Mother’s Day: How It All Began
(CNN) — Here’s a look at what you need to know about Mother’s Day, which is always celebrated on the second Sunday in May.
In 2014, the holiday will be celebrated on May 11th.
- There were an estimated 85.4 million mothers in the U.S. in 2009.
- Initially, people observed Mother’s Day by attending church and writing letters to their mothers. Eventually, sending cards and giving presents and flowers became part of the tradition.
- 141 million Mother’s Day cards are exchanged annually in the United States.
- Consumers purchase an average of 2.8 Mother’s Day cards.
- Approximately 65% of card sales occur five days prior to Mother’s Day.
- More people purchase fresh flowers and plants for Mother’s Day than for any other holiday except Christmas/Hanukkah. Mother’s Day accounts for one-fourth of all holiday sales of flowers and plants.
- In 2013, the National Retail Federation estimated that U.S. consumers would spend more than $20 billion celebrating Mother’s Day.
- According to the Insure.com 2013 Mother’s Day Index, various tasks Moms perform at home would be worth $59,862 (down from $60,182 in 2012) a year in the professional world.

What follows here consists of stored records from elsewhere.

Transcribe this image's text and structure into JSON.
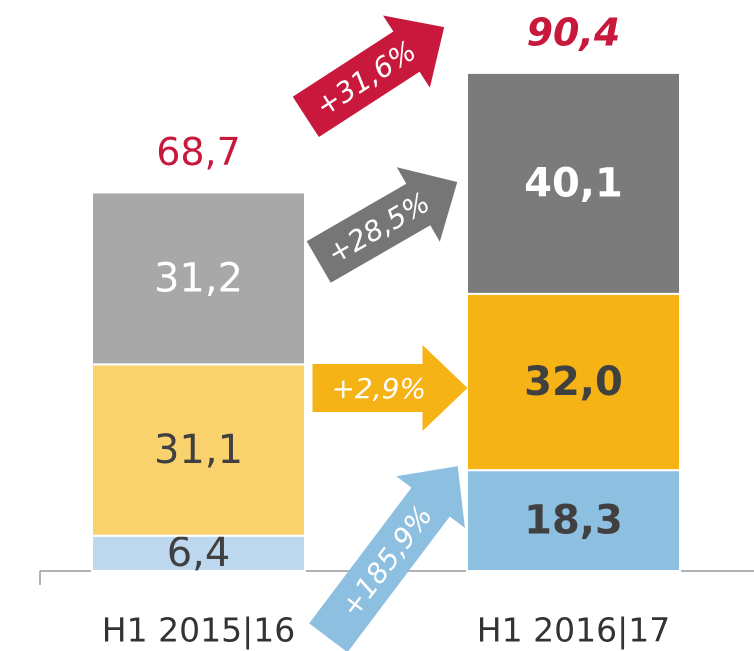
{
  "chart_data": {
    "type": "stacked_bar",
    "categories": [
      "H1 2015|16",
      "H1 2016|17"
    ],
    "series": [
      {
        "values": [
          6.4,
          18.3
        ],
        "value_labels": [
          "6,4",
          "18,3"
        ],
        "colors": [
          "#bcd7ee",
          "#8dbfe0"
        ]
      },
      {
        "values": [
          31.1,
          32.0
        ],
        "value_labels": [
          "31,1",
          "32,0"
        ],
        "colors": [
          "#f9d26e",
          "#f5b316"
        ]
      },
      {
        "values": [
          31.2,
          40.1
        ],
        "value_labels": [
          "31,2",
          "40,1"
        ],
        "colors": [
          "#a8a8a8",
          "#7b7b7b"
        ]
      }
    ],
    "totals": [
      68.7,
      90.4
    ],
    "total_labels": [
      "68,7",
      "90,4"
    ],
    "total_color": "#c8193c",
    "changes": [
      {
        "value": 185.9,
        "label": "+185,9%",
        "color": "#8dbfe0"
      },
      {
        "value": 2.9,
        "label": "+2,9%",
        "color": "#f5b316"
      },
      {
        "value": 28.5,
        "label": "+28,5%",
        "color": "#767676"
      },
      {
        "value": 31.6,
        "label": "+31,6%",
        "color": "#c8193c"
      }
    ]
  }
}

- Anna Jarvis started the tradition of wearing a carnation on Mother’s Day. A colored carnation means that a person’s mother is living. A white carnation indicates that a person’s mother is dead.
- 1872 – Julia Ward Howe, who is a pacifist, suffragette, and writer of the “Battle Hymn of the Republic,” first suggests Mother’s Day in the United States. She suggests the day as a day mothers could rally for peace and for several years, she holds an annual Mother’s Day meeting in Boston.
- 1908 – Anna Jarvis begins a campaign for a nationwide observance of Mother’s Day in honor of her late mother, a community health advocate. Anna Jarvis was deeply dismayed over the commercialization of Mother’s Day. Before she died in 1948, she admitted that she regretted ever starting the holiday.
- May 9, 1914 – President Woodrow Wilson signs a bill recognizing Mother’s Day as a national holiday.